TikTok is an onomatopoeic phrase for a sound that marks the passage of time, but hackers can beat the clock and steal your account information thanks to a severe issue that was just identified in the social media app.
An extremely dangerous flaw in the Android version of the TikTok app was recently discovered, according to a report(opens in new tab) from the Microsoft 365 Defender Research Team. This “high-severity” flaw, CVE-2022-28799, has been patched, thank goodness.
Millions of Users May Have Been Affected by A Problem in Tik Tok
Microsoft’s cybersecurity research team defined the problem as a one-click exploit. Cybercriminals could exploit the flaw by luring TikTok users with a “specially constructed link.”
Hackers can easily access user accounts with only one click, giving them full access to private data. In addition to leaking private footage, attackers might also pose as victims to send messages and upload movies.
According to the Microsoft 365 Defender Research Team, “the vulnerability allowed deep link verification to be circumvented within the app.” “Attackers may coerce the app into loading a specially crafted URL in its WebView, which could then execute arbitrary JavaScript code via the WebView’s associated JavaScript bridges.”

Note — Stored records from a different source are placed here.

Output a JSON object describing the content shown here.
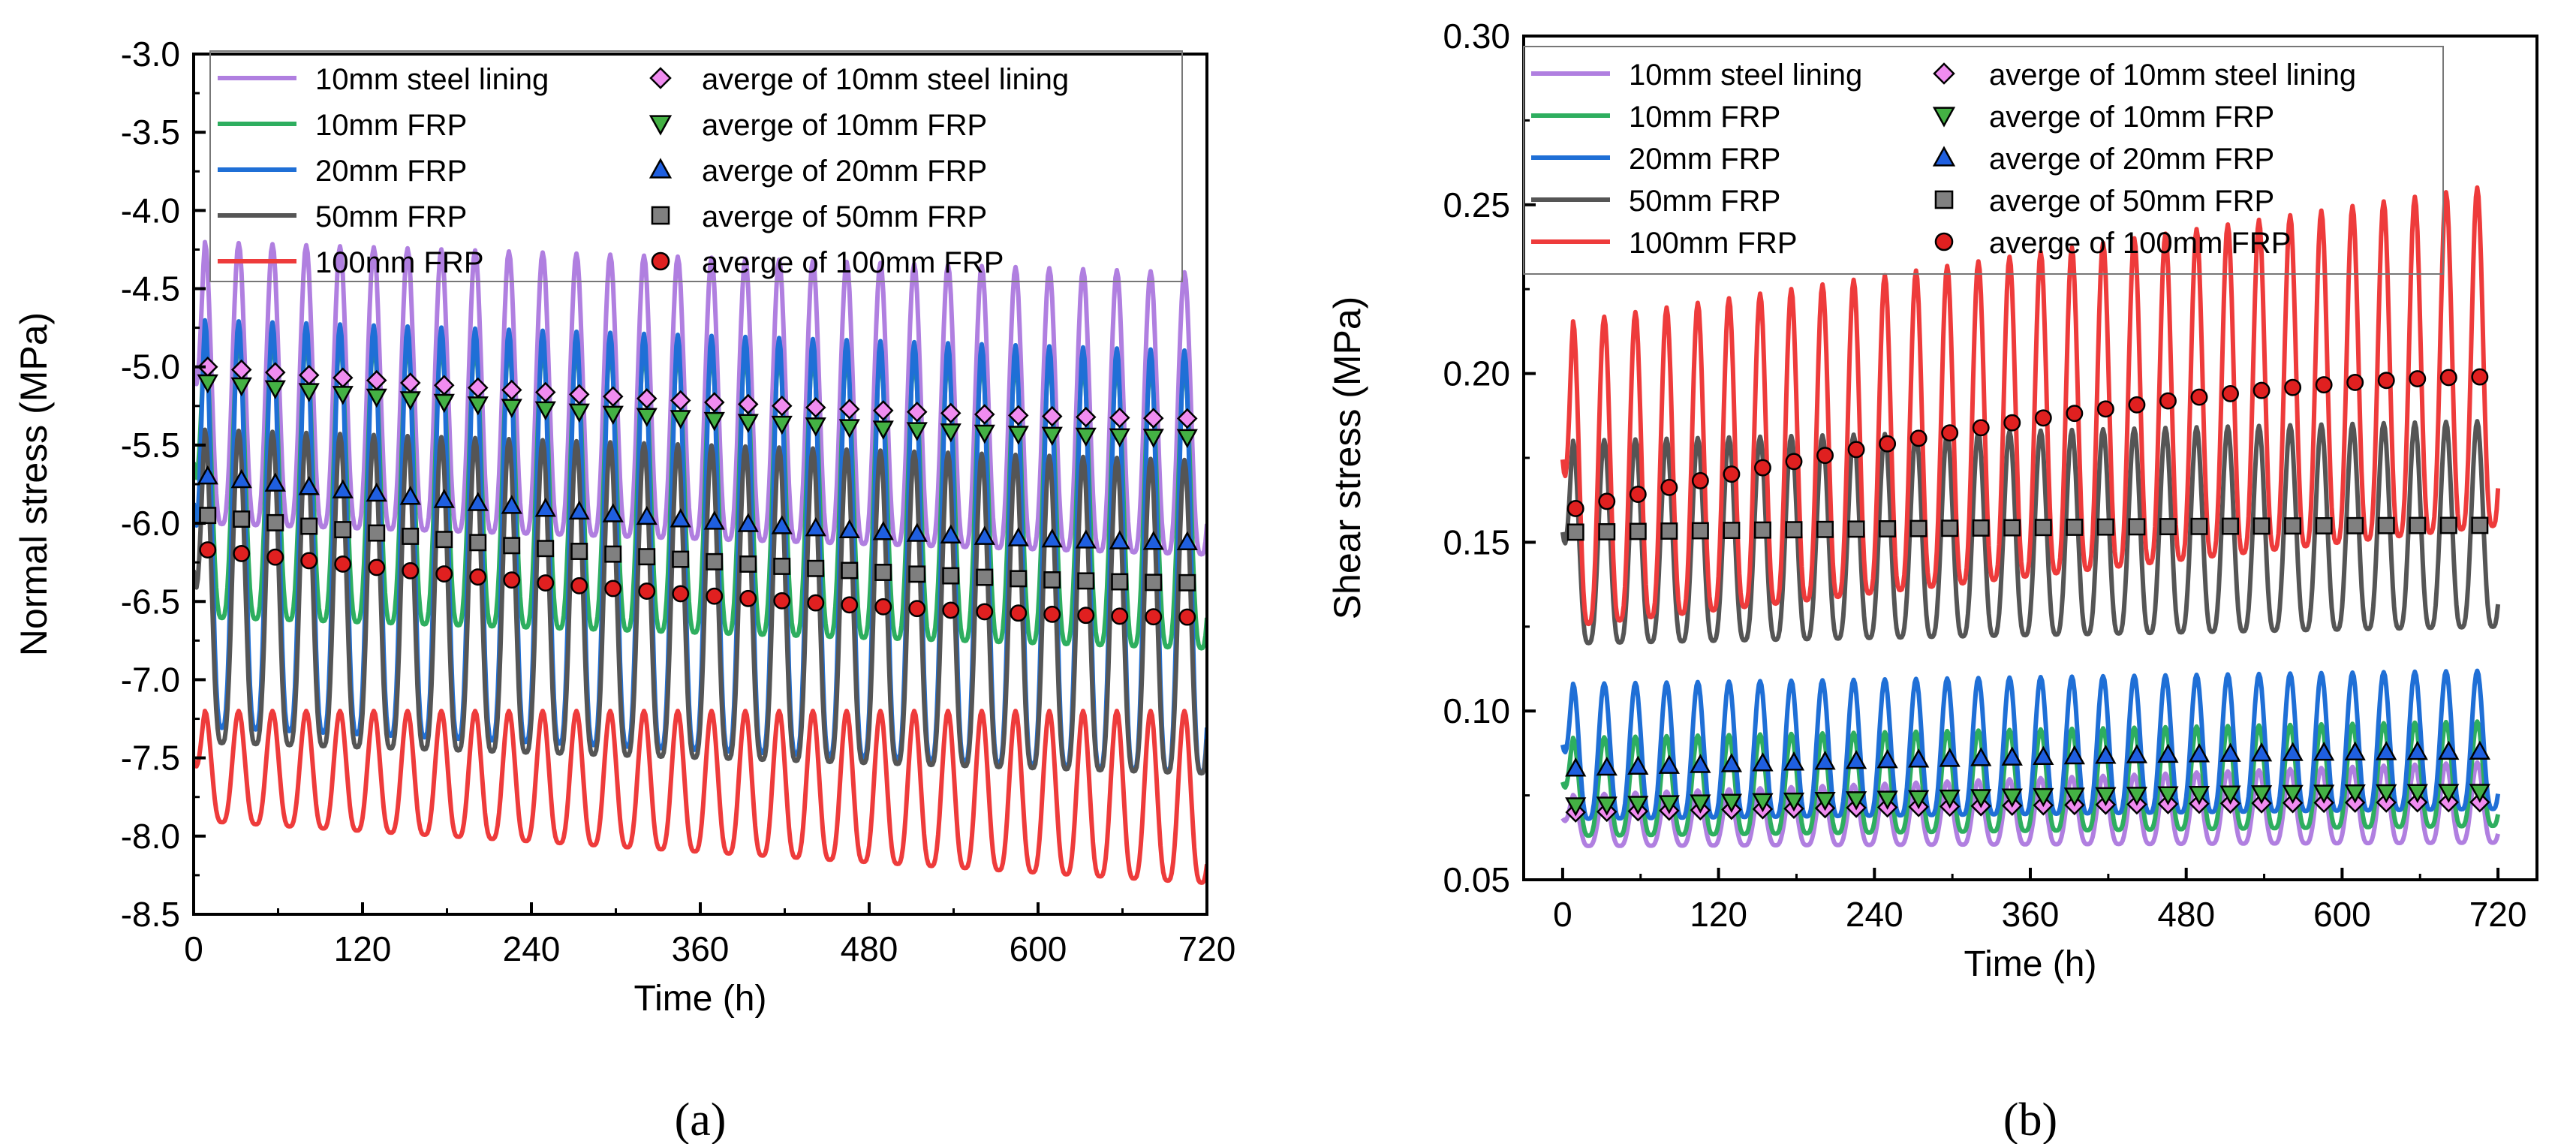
{
  "colors": {
    "steel": "#B07FE0",
    "frp10": "#2EAE5F",
    "frp20": "#1F6FD6",
    "frp50": "#555555",
    "frp100": "#EE3B3B",
    "avg_steel": "#F08CF0",
    "avg_frp10": "#44B144",
    "avg_frp20": "#1F5FE0",
    "avg_frp50": "#808080",
    "avg_frp100": "#E02020"
  },
  "legend": {
    "lines": [
      "10mm steel lining",
      "10mm FRP",
      "20mm FRP",
      "50mm FRP",
      "100mm FRP"
    ],
    "markers": [
      "averge of 10mm steel lining",
      "averge of 10mm FRP",
      "averge of 20mm FRP",
      "averge of 50mm FRP",
      "averge of 100mm FRP"
    ],
    "marker_shapes": [
      "diamond",
      "triangle-down",
      "triangle-up",
      "square",
      "circle"
    ]
  },
  "chart_data": [
    {
      "id": "a",
      "panel_label": "(a)",
      "type": "line",
      "title": "",
      "xlabel": "Time (h)",
      "ylabel": "Normal stress (MPa)",
      "xlim": [
        0,
        720
      ],
      "ylim": [
        -8.5,
        -3.0
      ],
      "xticks": [
        "0",
        "120",
        "240",
        "360",
        "480",
        "600",
        "720"
      ],
      "yticks": [
        "-3.0",
        "-3.5",
        "-4.0",
        "-4.5",
        "-5.0",
        "-5.5",
        "-6.0",
        "-6.5",
        "-7.0",
        "-7.5",
        "-8.0",
        "-8.5"
      ],
      "cycle_period_h": 24,
      "cycles": 30,
      "avg_x_start": 10,
      "avg_x_step": 24,
      "series": [
        {
          "name": "10mm steel lining",
          "max_start": -4.2,
          "max_end": -4.4,
          "min_start": -6.0,
          "min_end": -6.2
        },
        {
          "name": "10mm FRP",
          "max_start": -4.8,
          "max_end": -5.0,
          "min_start": -6.6,
          "min_end": -6.8
        },
        {
          "name": "20mm FRP",
          "max_start": -4.7,
          "max_end": -4.9,
          "min_start": -7.3,
          "min_end": -7.6
        },
        {
          "name": "50mm FRP",
          "max_start": -5.4,
          "max_end": -5.6,
          "min_start": -7.4,
          "min_end": -7.6
        },
        {
          "name": "100mm FRP",
          "max_start": -7.2,
          "max_end": -7.2,
          "min_start": -7.9,
          "min_end": -8.3
        }
      ],
      "averages": [
        {
          "name": "averge of 10mm steel lining",
          "start": -5.0,
          "end": -5.33
        },
        {
          "name": "averge of 10mm FRP",
          "start": -5.1,
          "end": -5.45
        },
        {
          "name": "averge of 20mm FRP",
          "start": -5.7,
          "end": -6.12
        },
        {
          "name": "averge of 50mm FRP",
          "start": -5.95,
          "end": -6.38
        },
        {
          "name": "averge of 100mm FRP",
          "start": -6.17,
          "end": -6.6
        }
      ]
    },
    {
      "id": "b",
      "panel_label": "(b)",
      "type": "line",
      "title": "",
      "xlabel": "Time (h)",
      "ylabel": "Shear stress (MPa)",
      "xlim": [
        -30,
        750
      ],
      "ylim": [
        0.05,
        0.3
      ],
      "xticks": [
        "0",
        "120",
        "240",
        "360",
        "480",
        "600",
        "720"
      ],
      "yticks": [
        "0.05",
        "0.10",
        "0.15",
        "0.20",
        "0.25",
        "0.30"
      ],
      "cycle_period_h": 24,
      "cycles": 30,
      "avg_x_start": 10,
      "avg_x_step": 24,
      "series": [
        {
          "name": "10mm steel lining",
          "max_start": 0.075,
          "max_end": 0.085,
          "min_start": 0.06,
          "min_end": 0.061
        },
        {
          "name": "10mm FRP",
          "max_start": 0.092,
          "max_end": 0.097,
          "min_start": 0.063,
          "min_end": 0.066
        },
        {
          "name": "20mm FRP",
          "max_start": 0.108,
          "max_end": 0.112,
          "min_start": 0.068,
          "min_end": 0.071
        },
        {
          "name": "50mm FRP",
          "max_start": 0.18,
          "max_end": 0.186,
          "min_start": 0.12,
          "min_end": 0.125
        },
        {
          "name": "100mm FRP",
          "max_start": 0.215,
          "max_end": 0.256,
          "min_start": 0.125,
          "min_end": 0.155
        }
      ],
      "averages": [
        {
          "name": "averge of 10mm steel lining",
          "start": 0.07,
          "end": 0.073
        },
        {
          "name": "averge of 10mm FRP",
          "start": 0.072,
          "end": 0.076
        },
        {
          "name": "averge of 20mm FRP",
          "start": 0.083,
          "end": 0.088
        },
        {
          "name": "averge of 50mm FRP",
          "start": 0.153,
          "end": 0.155
        },
        {
          "name": "averge of 100mm FRP",
          "start": 0.16,
          "end": 0.199
        }
      ]
    }
  ]
}
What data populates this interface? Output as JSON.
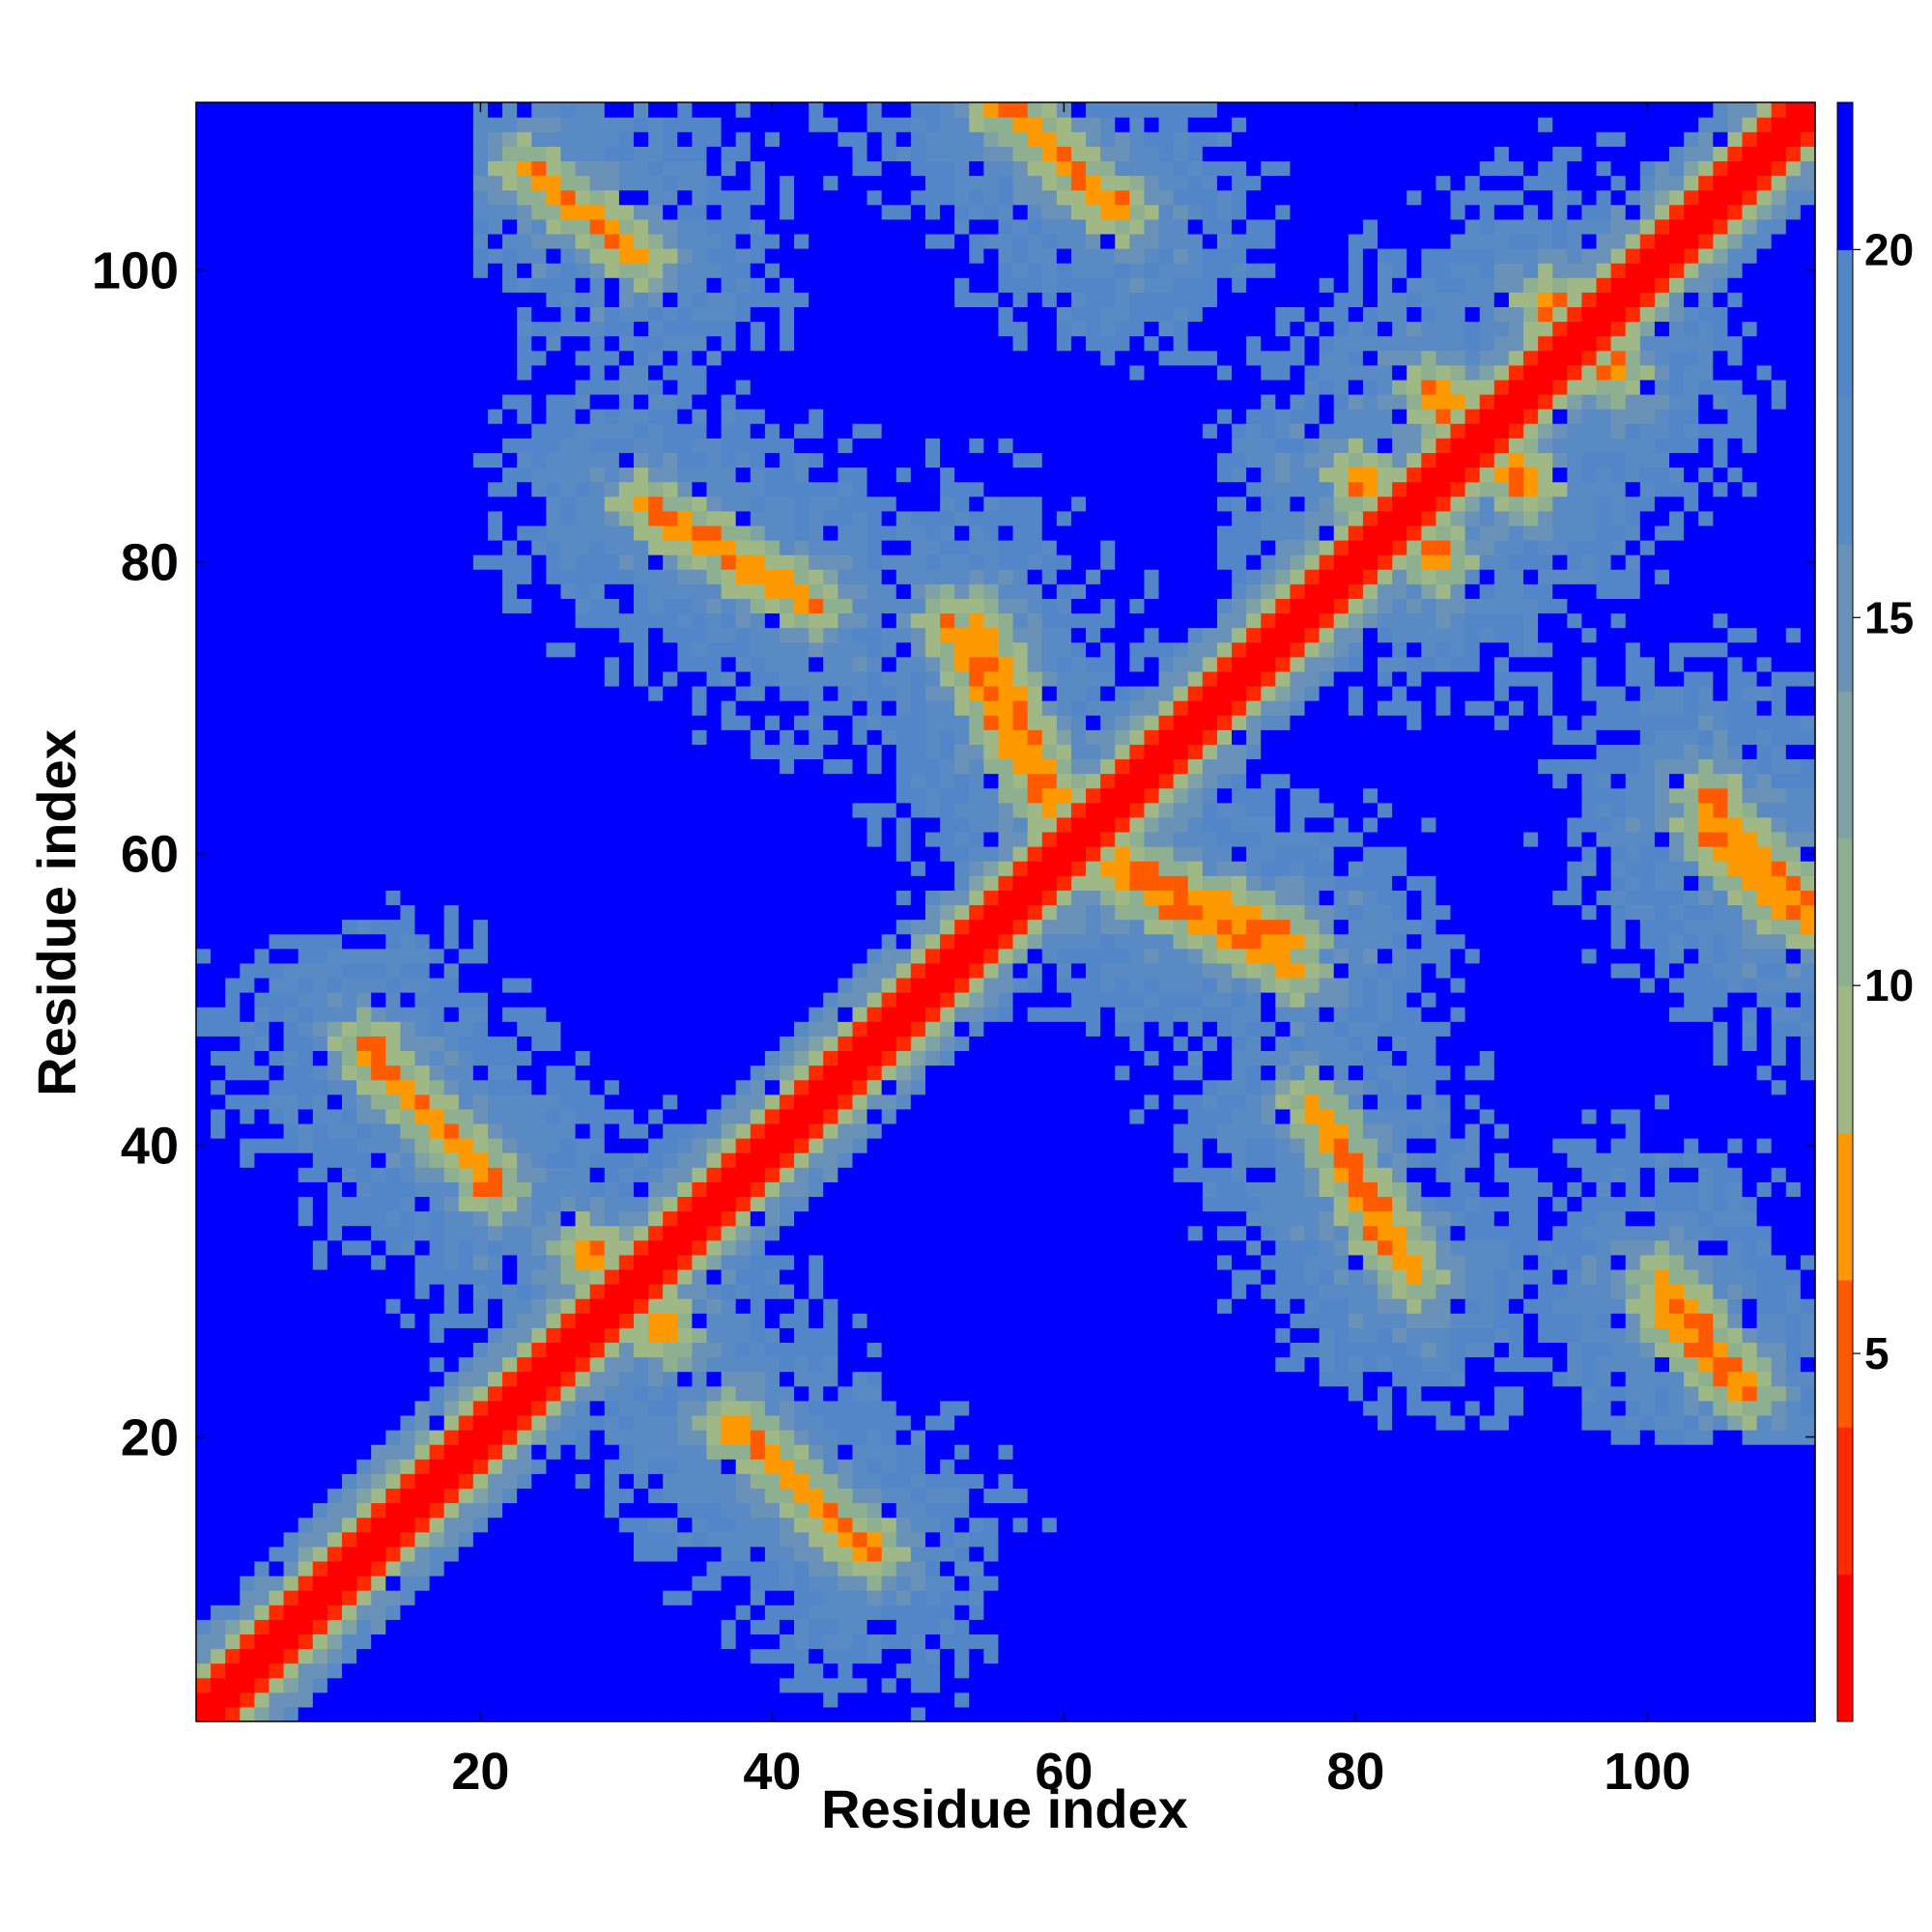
{
  "chart_data": {
    "type": "heatmap",
    "title": "",
    "xlabel": "Residue index",
    "ylabel": "Residue index",
    "n_residues": 111,
    "xlim": [
      1,
      111
    ],
    "ylim": [
      1,
      111
    ],
    "x_ticks": [
      20,
      40,
      60,
      80,
      100
    ],
    "y_ticks": [
      20,
      40,
      60,
      80,
      100
    ],
    "colorbar": {
      "ticks": [
        5,
        10,
        15,
        20
      ],
      "range": [
        0,
        22
      ],
      "bands": [
        {
          "from": 0,
          "to": 2,
          "color": "#ff0000"
        },
        {
          "from": 2,
          "to": 4,
          "color": "#ff2a00"
        },
        {
          "from": 4,
          "to": 6,
          "color": "#ff5a00"
        },
        {
          "from": 6,
          "to": 8,
          "color": "#ff9900"
        },
        {
          "from": 8,
          "to": 10,
          "color": "#9fb886"
        },
        {
          "from": 10,
          "to": 12,
          "color": "#8fb090"
        },
        {
          "from": 12,
          "to": 14,
          "color": "#7ea2a6"
        },
        {
          "from": 14,
          "to": 16,
          "color": "#6a92b8"
        },
        {
          "from": 16,
          "to": 18,
          "color": "#5a8ac4"
        },
        {
          "from": 18,
          "to": 20,
          "color": "#5286c8"
        },
        {
          "from": 20,
          "to": 22,
          "color": "#0000ff"
        }
      ]
    },
    "diagonal_band": {
      "center_value": 0,
      "width_residues": 2
    },
    "contact_segments": [
      {
        "from": [
          12,
          47
        ],
        "to": [
          21,
          37
        ]
      },
      {
        "from": [
          37,
          21
        ],
        "to": [
          47,
          12
        ]
      },
      {
        "from": [
          23,
          107
        ],
        "to": [
          31,
          101
        ]
      },
      {
        "from": [
          101,
          31
        ],
        "to": [
          107,
          23
        ]
      },
      {
        "from": [
          31,
          84
        ],
        "to": [
          43,
          77
        ]
      },
      {
        "from": [
          77,
          43
        ],
        "to": [
          84,
          31
        ]
      },
      {
        "from": [
          52,
          76
        ],
        "to": [
          59,
          63
        ]
      },
      {
        "from": [
          63,
          59
        ],
        "to": [
          76,
          52
        ]
      },
      {
        "from": [
          55,
          112
        ],
        "to": [
          64,
          104
        ]
      },
      {
        "from": [
          104,
          64
        ],
        "to": [
          112,
          55
        ]
      },
      {
        "from": [
          62,
          60
        ],
        "to": [
          76,
          54
        ]
      },
      {
        "from": [
          54,
          76
        ],
        "to": [
          60,
          62
        ]
      },
      {
        "from": [
          77,
          43
        ],
        "to": [
          83,
          32
        ]
      },
      {
        "from": [
          101,
          29
        ],
        "to": [
          107,
          23
        ]
      },
      {
        "from": [
          104,
          62
        ],
        "to": [
          110,
          56
        ]
      },
      {
        "from": [
          27,
          33
        ],
        "to": [
          33,
          27
        ]
      },
      {
        "from": [
          80,
          86
        ],
        "to": [
          86,
          80
        ]
      },
      {
        "from": [
          85,
          92
        ],
        "to": [
          92,
          85
        ]
      },
      {
        "from": [
          93,
          98
        ],
        "to": [
          98,
          93
        ]
      }
    ]
  }
}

According to Microsoft’s security researchers, the Android version of TikTok is available in East and Southeast Asia, while a separate version is used in the rest of the world. The research into both found that the vulnerability was present in “both varieties of the software.” Collectively, they have over 1.5 billion installations via the Google Play Store.
Fortunately, a TikTok representative told The Verge, “there’s no proof it was exploited by malicious actors,” which should put some consumers’ minds at ease. As previously stated, TikTok has released a fix for the flaw, earning kudos from Microsoft’s 365 Defender Research team. According to the blog post, “we congratulate the efficient and professional resolution from the TikTok security team.”
Although the issue was patched, it’s crucial that you use the latest version of TikTok to guarantee that you’re utilizing the most secure version of the program.